Después de declarar, salí por la puerta que da a calle Bandera y levanté uno de los folletos que se habían tirado hacía escasos minutos. Tenía la foto de Pepe Carrasco, la palabra “traidor” y una X sobre su rostro. El documento estaba muy burdamente confeccionado. Intentaba pasar por una amenaza del propio MIR contra uno de sus más conspicuos militantes. La idea era que quienes no estaban con la tesis del enfrentamiento armado, sobraban o eran traidores. Y a Pepe se le acusaba de esto último.

Me fui de inmediato a la revista y le conté a Juan Pablo Cárdenas lo que había visto. Me dijo que lo habían llamado para contarle que alrededor del Campus Oriente de la Universidad Católica se habían tirado panfletos similares. Teníamos tiempo antes que la siguiente edición entrara a imprenta y colocamos un recuadro en el No. 155 de Análisis, bajo el título: “José Carrasco: Amenazas de muerte contra periodista de Análisis”. En él relatábamos la seguidilla de panfletos que habían aparecido. Se incluía un trozo de la declaración que había sacado el Colegio de Periodistas, manifestando “su más plena solidaridad con este dirigente”. El recuadro agregaba la siguiente información: “Después que se diera a conocer a la luz pública el tenor de las amenazas contra el editor internacional de Análisis, llegó hasta la redacción un comunicado que firma el Secretariado Nacional del MIR, en el que se señala que los panfletos con las amenazas de muerte contra José Carrasco no son de su autoría. En el comunicado del MIR se atribuye la acción a organismos represivos del Régimen, indicando que su objetivo sería asesinar a dirigentes opositores para después hacerla aparecer como luchas internas entre los sectores democráticos”.

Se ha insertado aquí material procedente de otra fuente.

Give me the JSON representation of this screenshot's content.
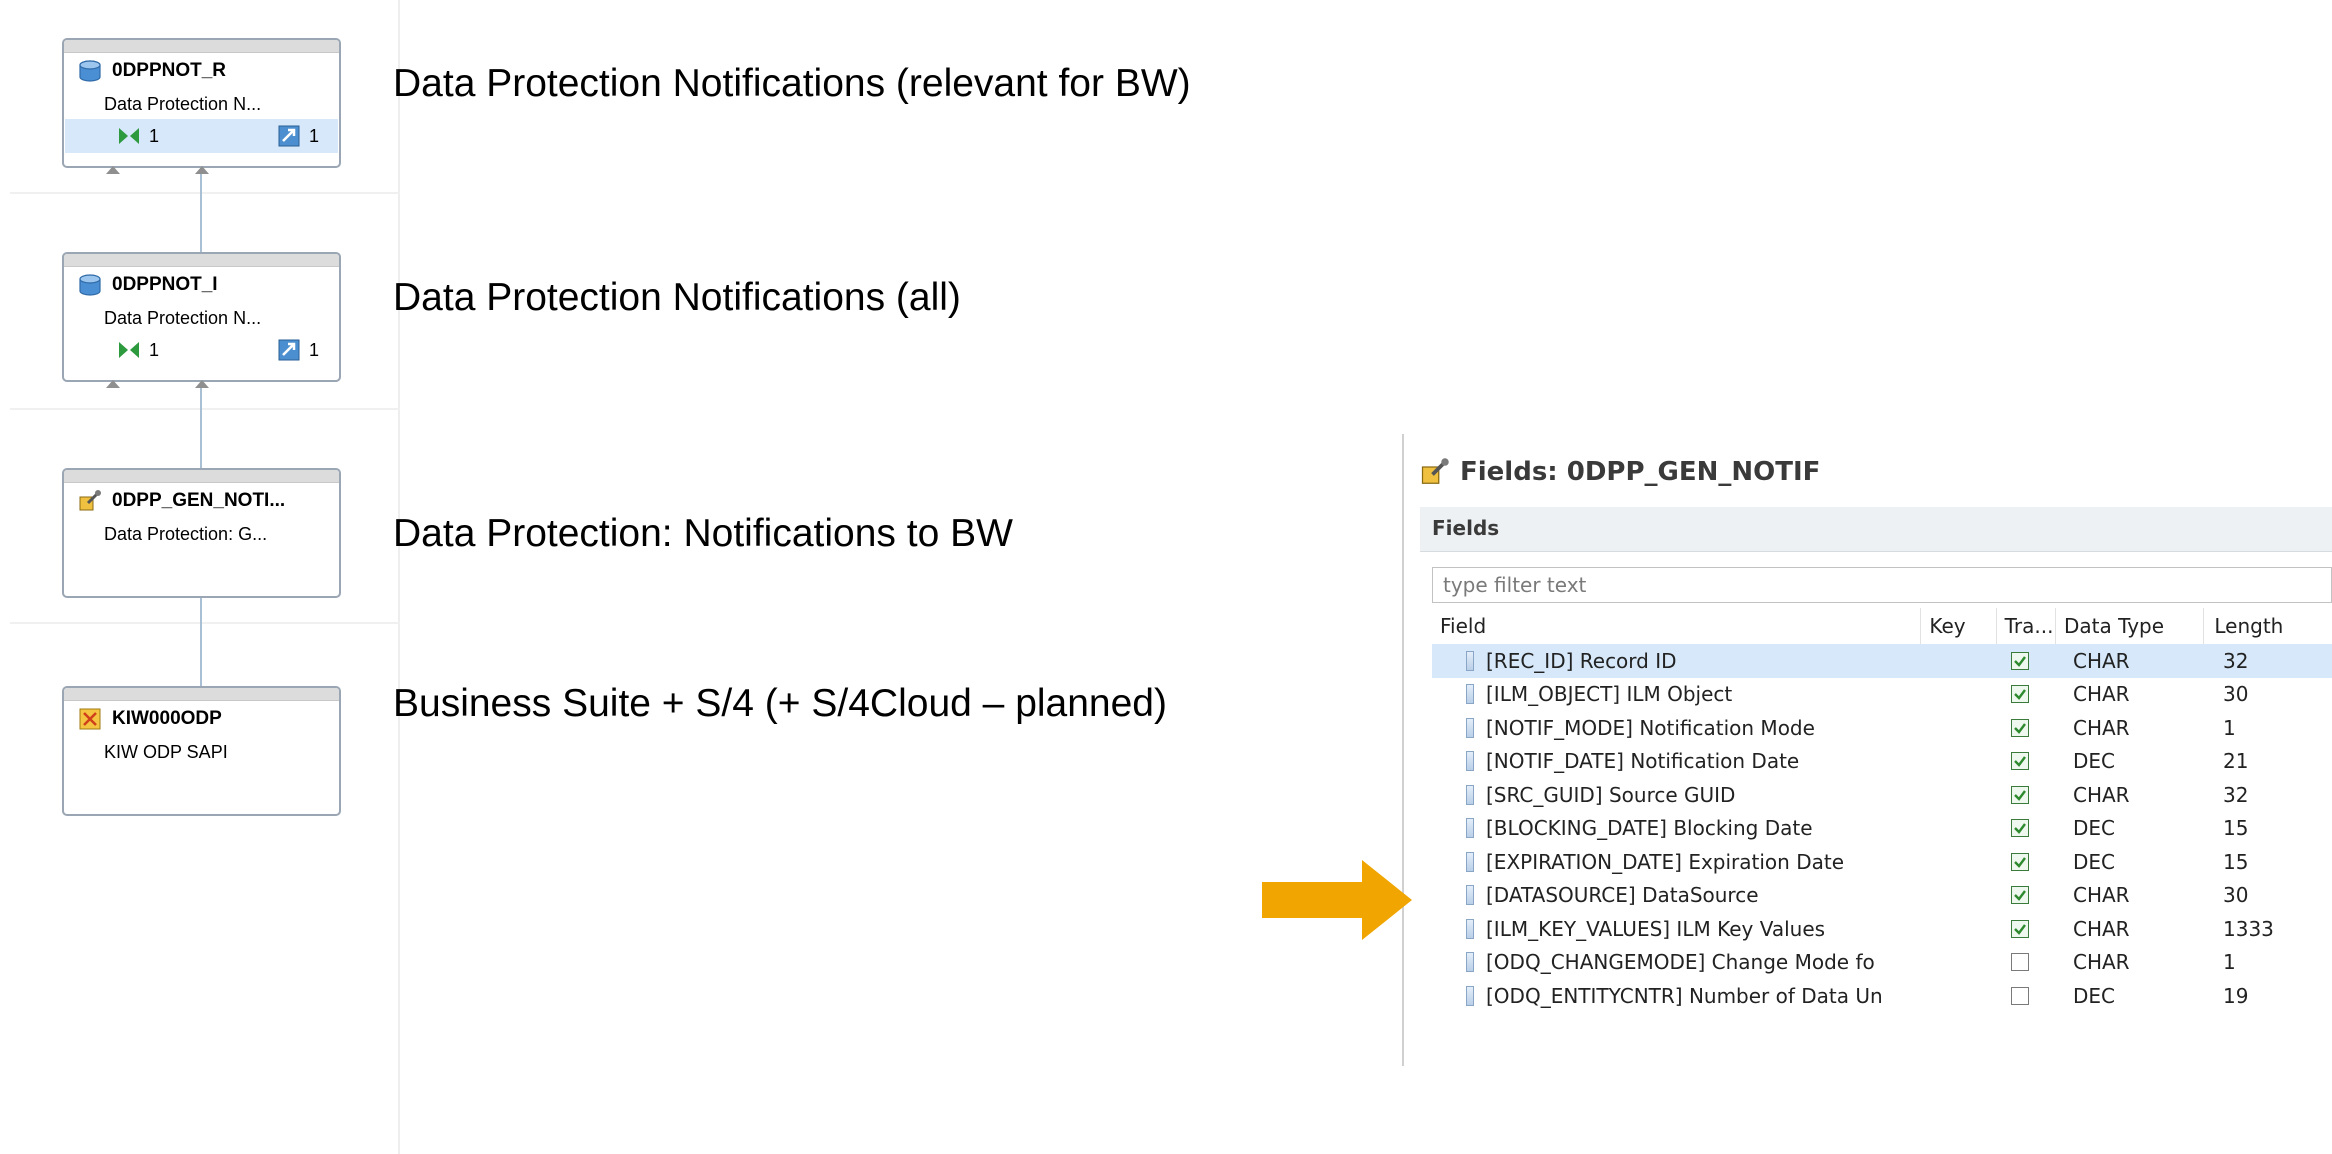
{
  "diagram": {
    "nodes": [
      {
        "title": "0DPPNOT_R",
        "subtitle": "Data Protection N...",
        "stat_in": "1",
        "stat_out": "1",
        "icon": "database-icon"
      },
      {
        "title": "0DPPNOT_I",
        "subtitle": "Data Protection N...",
        "stat_in": "1",
        "stat_out": "1",
        "icon": "database-icon"
      },
      {
        "title": "0DPP_GEN_NOTI...",
        "subtitle": "Data Protection: G...",
        "icon": "datasource-icon"
      },
      {
        "title": "KIW000ODP",
        "subtitle": "KIW ODP SAPI",
        "icon": "source-system-icon"
      }
    ]
  },
  "descriptions": [
    "Data Protection Notifications (relevant for BW)",
    "Data Protection Notifications (all)",
    "Data Protection: Notifications to BW",
    "Business Suite + S/4 (+ S/4Cloud – planned)"
  ],
  "fields_panel": {
    "title": "Fields: 0DPP_GEN_NOTIF",
    "section": "Fields",
    "filter_placeholder": "type filter text",
    "columns": {
      "field": "Field",
      "key": "Key",
      "tra": "Tra...",
      "data_type": "Data Type",
      "length": "Length"
    },
    "rows": [
      {
        "field": "[REC_ID] Record ID",
        "checked": true,
        "type": "CHAR",
        "length": "32",
        "selected": true
      },
      {
        "field": "[ILM_OBJECT] ILM Object",
        "checked": true,
        "type": "CHAR",
        "length": "30"
      },
      {
        "field": "[NOTIF_MODE] Notification Mode",
        "checked": true,
        "type": "CHAR",
        "length": "1"
      },
      {
        "field": "[NOTIF_DATE] Notification Date",
        "checked": true,
        "type": "DEC",
        "length": "21"
      },
      {
        "field": "[SRC_GUID] Source GUID",
        "checked": true,
        "type": "CHAR",
        "length": "32"
      },
      {
        "field": "[BLOCKING_DATE] Blocking Date",
        "checked": true,
        "type": "DEC",
        "length": "15"
      },
      {
        "field": "[EXPIRATION_DATE] Expiration Date",
        "checked": true,
        "type": "DEC",
        "length": "15"
      },
      {
        "field": "[DATASOURCE] DataSource",
        "checked": true,
        "type": "CHAR",
        "length": "30"
      },
      {
        "field": "[ILM_KEY_VALUES] ILM Key Values",
        "checked": true,
        "type": "CHAR",
        "length": "1333"
      },
      {
        "field": "[ODQ_CHANGEMODE] Change Mode fo",
        "checked": false,
        "type": "CHAR",
        "length": "1"
      },
      {
        "field": "[ODQ_ENTITYCNTR] Number of Data Un",
        "checked": false,
        "type": "DEC",
        "length": "19"
      }
    ]
  },
  "colors": {
    "accent_arrow": "#f0a500",
    "selection": "#d6e8f9"
  }
}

Nos reunimos a la semana siguiente con Pepe. Estábamos Juan Pablo Cárdenas, María Olivia Monckeberg, subdirectora, y yo, que a la sazón era Jefe de Informaciones de la revista. Considerábamos que la situación era absolutamente anormal, más allá de las consabidas amenazas telefónicas. Si había una constante en la represión de la Dictadura era que cada vez que se publicitaba una pugna interna se terminaba con muertos. La tesis de la pugna interna era un excusa predilecta de la Dictadura. Los desaparecidos habían, en su tiempo, sido explicados como una purga interna entre los que querían combatir en Chile y los que querían asilarse e irse del país, luego del Golpe. Los 119 ejecutados por la DINA en 1975, en la denominada Operación Colombo, fueron calificados al principio de víctimas de un enfrentamiento entre miristas. La guinda de la torta en esta operación mediática cívico-militar fue el titular del diario La Segunda: “Exterminados como ratones”. Más cerca en el tiempo, los degollados de 1985, sólo un año antes de los hechos que acá relato, habían sido explicados por dos miembros de la Junta Militar, el almirante José Merino y el general César Mendoza, como parte de un “ajuste de cuentas entre comunistas”.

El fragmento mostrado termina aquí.